- Recapture of Corumbá: Part of the Mato Grosso campaign
| Date | 13 June 1867 |
| Location | Corumbá, Mato Grosso, Brazil19°00′32″S 57°39′10″W﻿ / ﻿19.00889°S 57.65278°W |
| Result | Brazilian victory |

Belligerents
- Paraguay: Empire of Brazil

Commanders and leaders
- Hermógenes Cabral †: Antônio M. Coelho [pt]

Strength
- 313 soldiers: 400 soldiers

Casualties and losses
- 152 killed or wounded 27 captured: 30 killed or wounded

= Recapture of Corumbá =

The Recapture of Corumbá, also known as the Second Battle of Corumbá, was a battle in the Paraguayan War, fought in the city of Corumbá in Mato Grosso do Sul, Empire of Brazil. The Imperial Brazilian Army under the command of had launched an attack on the Paraguayan Army detachment occupying the city, under the command of Hermógenes Cabral. Corumbá was under the control of Paraguay since January 1865, in the first phase of the Paraguayan War.

==Background==
On 30 December 1864, a Brazilian garrison of 154 men led by Hermenegildo Portocarrero retreated from a Paraguayan attack on the New Coimbra Fort. The garrison had exhausted their munitions defending the fort, and withdrew up the Paraguay River on board the gunship Anhambaí to the city of Corumbá. The Paraguayans continued their advancement, and eventually overtook the city in January 1865. The Paraguayans would control the city for two years until 1867. The Anhambaí had also been captured by the Paraguayans on a separate retreat by the Brazilians from Cuiabá in January 1866.

==Invasion==
The preparations for the invasion in 1867 were made in Cuiabá. The president of Mato Grosso, José Vieira Couto de Magalhães, had decided to retake the city using three troop bodies. Under the command of Lieutenant Colonel , the 1st Provisional Battalion of the Brazilian Army led by Lieutenant Colonel Antônio Coelho departed for Corumbá from Cuiabá on May 15, 1867, with 2,000 men on land and 1,200 men in the river squadron. The attack force had approached in the steamer boats Antonio João, Alfa, Jaurú and Corumbá, down the Cuiabá, Canabu and São Lourenço rivers to a settlement called Alegre. The troops then used canoes to approach Corumbá via the Paraguay river. At the time, the defending Paraguayan garrison of Corumbá had a force of 313 men, as well as the captured Brazilian Anhambaí gunship, and the Paraguayan Rio Apa warship.

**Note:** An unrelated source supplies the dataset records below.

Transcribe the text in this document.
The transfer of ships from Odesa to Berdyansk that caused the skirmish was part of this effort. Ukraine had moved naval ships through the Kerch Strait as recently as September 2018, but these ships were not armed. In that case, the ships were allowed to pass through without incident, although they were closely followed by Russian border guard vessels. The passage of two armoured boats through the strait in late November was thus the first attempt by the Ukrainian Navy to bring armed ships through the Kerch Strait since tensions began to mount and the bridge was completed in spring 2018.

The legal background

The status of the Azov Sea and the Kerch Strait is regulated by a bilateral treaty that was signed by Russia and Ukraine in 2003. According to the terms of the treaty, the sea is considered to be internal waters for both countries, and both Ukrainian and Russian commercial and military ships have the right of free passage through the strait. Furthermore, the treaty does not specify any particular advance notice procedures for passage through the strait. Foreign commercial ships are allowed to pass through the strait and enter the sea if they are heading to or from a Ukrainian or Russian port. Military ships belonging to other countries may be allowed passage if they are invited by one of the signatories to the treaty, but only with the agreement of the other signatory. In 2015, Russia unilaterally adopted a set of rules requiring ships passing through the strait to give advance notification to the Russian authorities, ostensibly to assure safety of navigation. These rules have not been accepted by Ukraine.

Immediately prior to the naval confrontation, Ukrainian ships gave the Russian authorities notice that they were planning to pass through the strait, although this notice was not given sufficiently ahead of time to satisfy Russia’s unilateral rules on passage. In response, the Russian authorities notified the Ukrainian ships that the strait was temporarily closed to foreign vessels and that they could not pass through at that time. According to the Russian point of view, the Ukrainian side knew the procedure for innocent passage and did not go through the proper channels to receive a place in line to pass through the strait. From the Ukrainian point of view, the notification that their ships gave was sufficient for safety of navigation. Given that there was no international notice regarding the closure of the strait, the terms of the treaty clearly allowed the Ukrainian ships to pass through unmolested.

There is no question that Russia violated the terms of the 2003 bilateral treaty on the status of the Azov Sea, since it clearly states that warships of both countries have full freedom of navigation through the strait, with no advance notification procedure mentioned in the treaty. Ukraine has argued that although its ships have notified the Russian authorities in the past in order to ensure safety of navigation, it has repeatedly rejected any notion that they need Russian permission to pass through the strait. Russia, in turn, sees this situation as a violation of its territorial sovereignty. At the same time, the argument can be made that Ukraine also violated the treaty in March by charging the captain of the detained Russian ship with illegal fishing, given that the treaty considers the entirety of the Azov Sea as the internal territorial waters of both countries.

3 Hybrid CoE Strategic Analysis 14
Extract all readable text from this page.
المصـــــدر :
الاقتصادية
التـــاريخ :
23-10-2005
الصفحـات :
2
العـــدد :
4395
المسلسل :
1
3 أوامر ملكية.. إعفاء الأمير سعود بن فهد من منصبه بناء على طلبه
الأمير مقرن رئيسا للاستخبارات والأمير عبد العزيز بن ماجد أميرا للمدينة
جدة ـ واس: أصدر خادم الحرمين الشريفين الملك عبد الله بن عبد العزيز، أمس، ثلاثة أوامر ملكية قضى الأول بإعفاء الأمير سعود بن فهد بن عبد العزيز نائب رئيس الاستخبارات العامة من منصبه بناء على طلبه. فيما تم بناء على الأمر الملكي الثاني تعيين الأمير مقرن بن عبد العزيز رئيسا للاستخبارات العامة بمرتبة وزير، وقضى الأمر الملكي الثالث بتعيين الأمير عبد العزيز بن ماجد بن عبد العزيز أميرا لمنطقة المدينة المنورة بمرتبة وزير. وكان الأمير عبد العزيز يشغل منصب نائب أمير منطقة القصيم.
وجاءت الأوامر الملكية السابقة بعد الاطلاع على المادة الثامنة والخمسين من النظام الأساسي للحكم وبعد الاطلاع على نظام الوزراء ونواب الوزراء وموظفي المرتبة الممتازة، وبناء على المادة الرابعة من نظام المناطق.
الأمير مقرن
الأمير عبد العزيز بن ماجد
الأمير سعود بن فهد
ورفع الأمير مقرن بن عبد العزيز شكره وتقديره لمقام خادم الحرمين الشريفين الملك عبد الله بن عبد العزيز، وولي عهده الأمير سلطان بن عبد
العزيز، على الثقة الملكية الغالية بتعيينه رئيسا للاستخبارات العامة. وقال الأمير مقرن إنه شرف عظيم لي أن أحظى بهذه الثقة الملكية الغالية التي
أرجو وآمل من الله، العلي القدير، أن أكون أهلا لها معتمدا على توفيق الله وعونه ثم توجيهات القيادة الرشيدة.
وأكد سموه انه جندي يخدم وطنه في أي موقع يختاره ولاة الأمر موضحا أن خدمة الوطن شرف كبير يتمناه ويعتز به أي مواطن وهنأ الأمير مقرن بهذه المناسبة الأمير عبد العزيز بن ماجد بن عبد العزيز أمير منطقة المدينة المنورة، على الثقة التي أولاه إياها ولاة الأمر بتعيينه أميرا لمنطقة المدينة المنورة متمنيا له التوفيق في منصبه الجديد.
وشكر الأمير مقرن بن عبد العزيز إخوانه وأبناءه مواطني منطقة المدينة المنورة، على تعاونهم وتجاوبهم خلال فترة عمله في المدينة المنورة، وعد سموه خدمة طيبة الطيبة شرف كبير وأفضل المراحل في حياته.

Suspicious that the Paraguayans knew of their arrival, Coelho launched a surprise offensive of the town with 400 men on June 13, 1867, capturing the city within the day. During the fighting, Paraguayan Captain Hermógenes Cabral was killed in action. 500 Brazilians who had been taken prisoner since February 2nd were released once fighting ceased. A total of 152 Paraguayan soldiers were killed or wounded, a further 27 taken as prisoners, and the loss of six cannons and a flag. A total of 30 Brazilian soldiers had been killed or wounded in the fighting.

On June 23rd, 1867, Couto de Magalhães had entered the city with the 800 men of the 2nd Provisional Battalion of the Brazilian Army after the city had been captured by Brazilians. Couto de Magalhães had ordered the evacuation and abandonment of Corumbá shortly after, as an outbreak of smallpox had affected the city, and reports that a large Paraguayan force was approaching.